Menjaga Empat Pilar Melalui Media Sosial

Melihat berbagai fenomena belakangan ini membuat hati saya sedih.

Betapa tidak, kita selalu merasakan riah-riuh kacau perpolitikan bangsa yang menurut saya keberadaanya atau cara mainnya kurang sehat serta kurang mendidik masyarakat. Para tokoh-rokoh politisi kita dalam memperebutkan kursi empuknya banyak mengandalkan cara-cara yang kurang pantas.

Berbagai isu negatif ditebarkan ke pihak lawan dengan tujuan menjatuhkan yang bersangkutan. Korban dari berbagai isu negatif ini sejatinya tidak lain adalah masyarakat sendiri. Mereka bisa terjebak dalam isu yang belum sepenuhnya benar dan akhirnya mereka percaya terhadap hal tersebut.

Sungguh kasihan bukan!

Pilpres 2014 lalu disebut-sebut sebagai cikal bakal dari lahirnya isu-isu kontraproduktif ini. Kemudian berlanjut ke Pilkada DKI beberapa waktu lalu dan masih berlanjut hingga saat ini. Bahkan banyak kalangan yang menilai hal serupa juga akan terjadi pada Pilpres 2019 mendatang.

Mereka yang menggunakan isu ini, sebut saja gerbong A dan gerbong B menyebarkan isu negatif ini di manapun.

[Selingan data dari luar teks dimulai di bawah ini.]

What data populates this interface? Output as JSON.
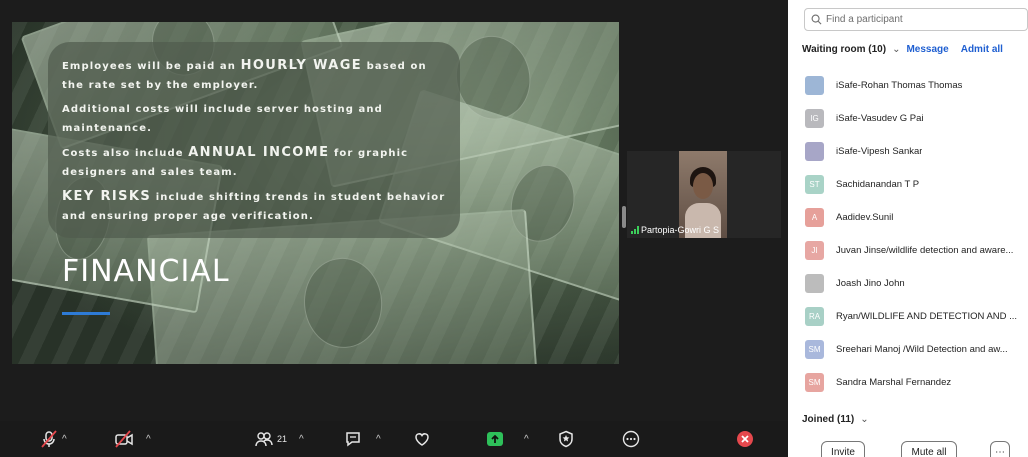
{
  "slide": {
    "points": [
      {
        "pre": "Employees will be paid an ",
        "bold": "HOURLY WAGE",
        "post": " based on the rate set by the employer."
      },
      {
        "pre": "Additional costs will include server hosting and maintenance.",
        "bold": "",
        "post": ""
      },
      {
        "pre": "Costs also include ",
        "bold": "ANNUAL INCOME",
        "post": " for graphic designers and sales team."
      },
      {
        "pre": "",
        "bold": "KEY RISKS",
        "post": " include shifting trends in student behavior and ensuring proper age verification."
      }
    ],
    "title": "FINANCIAL",
    "accent": "#2e7bd6"
  },
  "video": {
    "name": "Partopia-Gowri G S",
    "signal_color": "#3ccf5a"
  },
  "toolbar": {
    "participants_count": "21",
    "icons": [
      "mic-muted-icon",
      "video-off-icon",
      "participants-icon",
      "chat-icon",
      "reactions-icon",
      "share-screen-icon",
      "security-icon",
      "more-icon",
      "end-icon"
    ]
  },
  "panel": {
    "search_placeholder": "Find a participant",
    "waiting_label": "Waiting room (10)",
    "message_label": "Message",
    "admit_all_label": "Admit all",
    "link_color": "#1f5fd1",
    "waiting": [
      {
        "initials": "",
        "name": "iSafe-Rohan Thomas Thomas",
        "color": "#9db6d6",
        "kind": "image"
      },
      {
        "initials": "IG",
        "name": "iSafe-Vasudev G Pai",
        "color": "#b9b9bd"
      },
      {
        "initials": "",
        "name": "iSafe-Vipesh Sankar",
        "color": "#a7a6c7",
        "kind": "image"
      },
      {
        "initials": "ST",
        "name": "Sachidanandan T P",
        "color": "#a9d3c7"
      },
      {
        "initials": "A",
        "name": "Aadidev.Sunil",
        "color": "#e6a09a"
      },
      {
        "initials": "JI",
        "name": "Juvan Jinse/wildlife detection and aware...",
        "color": "#e7a7a3"
      },
      {
        "initials": "",
        "name": "Joash Jino John",
        "color": "#bcbcbc",
        "kind": "image"
      },
      {
        "initials": "RA",
        "name": "Ryan/WILDLIFE AND DETECTION AND ...",
        "color": "#a8d0c6"
      },
      {
        "initials": "SM",
        "name": "Sreehari Manoj /Wild Detection and aw...",
        "color": "#a9b8dc"
      },
      {
        "initials": "SM",
        "name": "Sandra Marshal Fernandez",
        "color": "#e7a5a0"
      }
    ],
    "joined_label": "Joined (11)",
    "invite_label": "Invite",
    "mute_all_label": "Mute all",
    "more_label": "⋯"
  }
}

Baik di media televisi, koran ataupun media sosial. Isu negatif ini dampaknya akan menimbulkan keributan di masyarakat.

Saya menilai keributan semacam ini tentu bukanlah perkara sederhana. Jika dibiarkan ia akan merebak ke seluruh sendi-sendi kehidupan bermasyarakat. Dan, tahap itu sudah mulai kita temukan.

Di era digital sepertu sekarang, sebagian besar tentu telah mengenal media sosial. Berselancar di sosial media, kita seperti mengarungi ombak liar yang entah ujungnya di mana. Setiap fenomena yang muncul di sana kita selalu mempunyai pandangan atau perspektif masing-masing.

Tidak ada yang salah memang. Setiap orang mempunyai cara pandang sendiri dan sudah ada hak pula untuk mengungkapkannya. Tapi di satu sisi, saya melihat adanya ketidaksesuaian dalam menyampaikan pendapat di sosial media. Setiap orang yang berkomentar di sana seolah-olah mempunyai kebenaran sendiri tanpa menghiraukan perspektif orang lain.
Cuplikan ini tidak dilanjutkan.